Lors de l’audience de confirmation de Levine en février, le sénateur Rand Paul a demandé à Levine si les enfants devraient être en mesure de contourner leurs parents et, grâce à des professionnels de la santé, des interventions et des chirurgies, essayer de changer de sexe. La réponse de Levine était une évasion qui revenait à : Confirmez-moi en tant que secrétaire-adjoint et ensuite je répondrai volontiers. Après des questions de suivi, Levine est resté obstinément évasif.

Pourtant, en rendant un reportage sur cet échange, les sources des médias grand public n’ont pas critiqué Levine pour son esquive—ils ont critiqué le sénateur Paul pour avoir posé la question. Par exemple, voici comment le réseau de télé ABC News, le site Web américain The Daily Beast et le journal Washington Post l'ont décrit : « Le premier candidat transgenre évite des questions inflammatoires du sénateur du GOP (Parti républicain) », « Rand Paul se lance dans une diatribe transphobe contre le candidat trans » et « Le questionnement ignorant de Rand Paul sur Rachel Levine a montré pourquoi nous avons besoin d'elle au gouvernement. »

Les enfants devraient-ils être en mesure de décider eux-mêmes s'ils doivent subir des traitements chirurgicaux et hormonaux irréversibles qui détruisent les parties saines du corps ? Les responsables de l’information grand public et leurs journalistes disent que vous êtes un bigot de poser la question !
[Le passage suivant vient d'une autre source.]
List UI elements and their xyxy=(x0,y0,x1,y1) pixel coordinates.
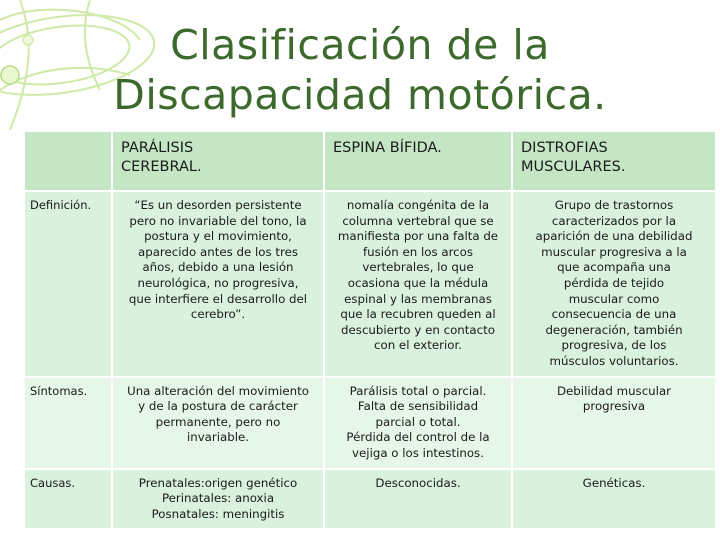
cell-definicion-distrofias: Grupo de trastornos caracterizados por la aparición de una debilidad muscular progresiva a la que acompaña una pérdida de tejido muscular como consecuencia de una degeneración, también progresiva, de los músculos voluntarios. xyxy=(513,192,715,376)
classification-table xyxy=(23,130,717,530)
cell-causas-paralisis: Prenatales:origen genético Perinatales: anoxia Posnatales: meningitis xyxy=(113,470,323,529)
decor-dot xyxy=(1,66,19,84)
title-line-2: Discapacidad motórica. xyxy=(113,71,607,119)
table-row-sintomas xyxy=(25,378,715,468)
row-label-definicion: Definición. xyxy=(25,192,111,376)
cell-sintomas-paralisis: Una alteración del movimiento y de la postura de carácter permanente, pero no invariable. xyxy=(113,378,323,468)
table-row-definicion xyxy=(25,192,715,376)
header-paralisis-cerebral: PARÁLISIS CEREBRAL. xyxy=(113,132,323,190)
row-label-sintomas: Síntomas. xyxy=(25,378,111,468)
header-distrofias-musculares: DISTROFIAS MUSCULARES. xyxy=(513,132,715,190)
cell-definicion-paralisis: “Es un desorden persistente pero no invariable del tono, la postura y el movimiento, aparecido antes de los tres años, debido a una lesión neurológica, no progresiva, que interfiere el desarrollo del cerebro”. xyxy=(113,192,323,376)
cell-sintomas-espina: Parálisis total o parcial. Falta de sensibilidad parcial o total. Pérdida del control de la vejiga o los intestinos. xyxy=(325,378,511,468)
cell-sintomas-distrofias: Debilidad muscular progresiva xyxy=(513,378,715,468)
page-title xyxy=(40,20,680,120)
header-espina-bifida: ESPINA BÍFIDA. xyxy=(325,132,511,190)
cell-causas-espina: Desconocidas. xyxy=(325,470,511,529)
header-corner xyxy=(25,132,111,190)
title-line-1: Clasificación de la xyxy=(170,21,550,69)
table-row-causas xyxy=(25,470,715,529)
cell-causas-distrofias: Genéticas. xyxy=(513,470,715,529)
table-header-row xyxy=(25,132,715,190)
cell-definicion-espina: nomalía congénita de la columna vertebral que se manifiesta por una falta de fusión en los arcos vertebrales, lo que ocasiona que la médula espinal y las membranas que la recubren queden al descubierto y en contacto con el exterior. xyxy=(325,192,511,376)
row-label-causas: Causas. xyxy=(25,470,111,529)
Ce n'est qu'un exemple d'un vaste effort pour cacher la vilaine vérité à propos du transgédérisme. Il y a une raison pour que Levine ne réponde pas à cette question. C’est parce que les militants transgenres savent que moins le public comprend ces procédures, mieux c'est. Plus vous en saurez sur ces procédures, plus vous serez consterné.

Piétiner la vérité

Voici quelques faits. C'est un fait scientifique que les gens sont biologiquement masculins ou féminins. C'est un fait scientifique que le sexe biologique s'accompagne de prédispositions physiologiques et même mentales et émotionnelles. Mais la science ne peut rien vous dire sur un homme qui pense qu’il est en fait une femme. Il n'y a pas d'explication scientifique à cela.
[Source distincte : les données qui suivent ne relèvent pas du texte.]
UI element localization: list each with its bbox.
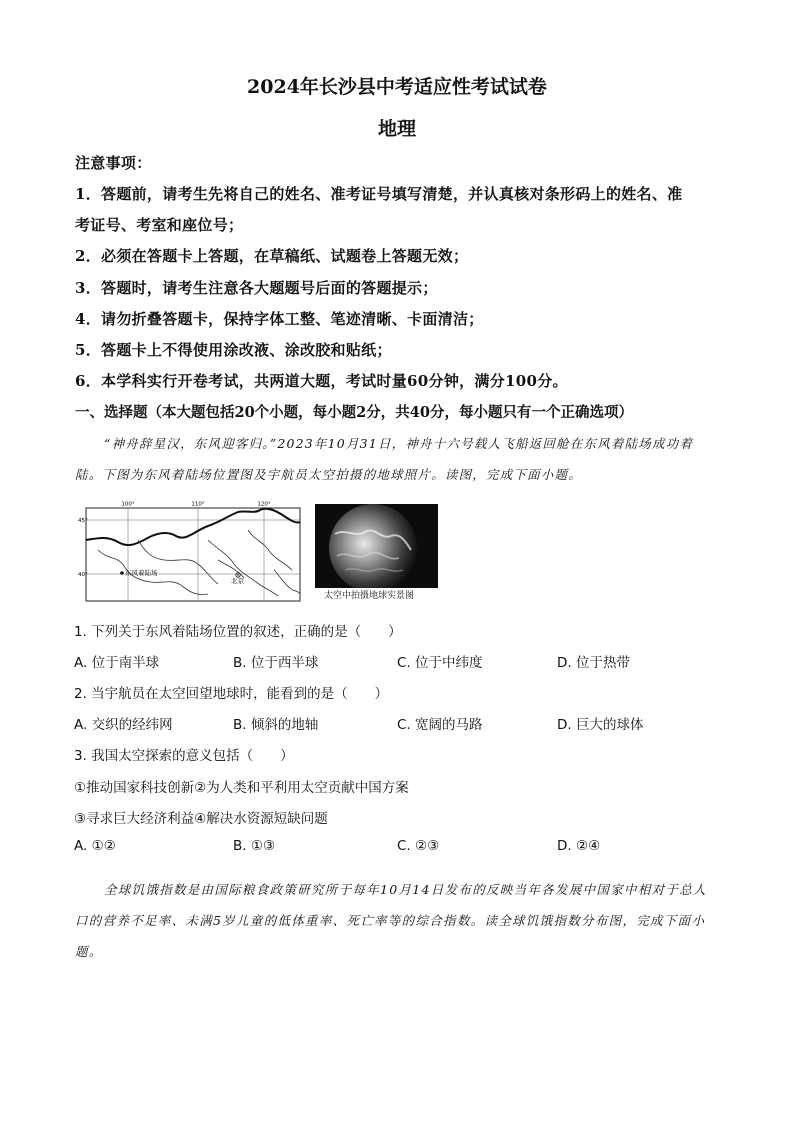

Les militants transgenres disent que le genre est une « construction artificielle ». Pourtant, en même temps, ils disent que la société tout entière doit pivoter pour quelqu'un qui présente des expressions stéréotypées et même caricaturales de son « identité de genre authentique »—si elle est différente de son identité de genre scientifique réelle. Ils disent que le « vrai moi » d’une personne est séparé de son corps physique. Ensuite, ils disent que le corps de la personne doit être chirurgicalement transformé pour rendre la personne « entière ». Ils disent que même les enfants doivent prendre des bloqueurs de puberté, un traitement d’hormonosubstitution, et des interventions chirurgicales pour faire correspondre le corps physique à l'idée dans l'esprit.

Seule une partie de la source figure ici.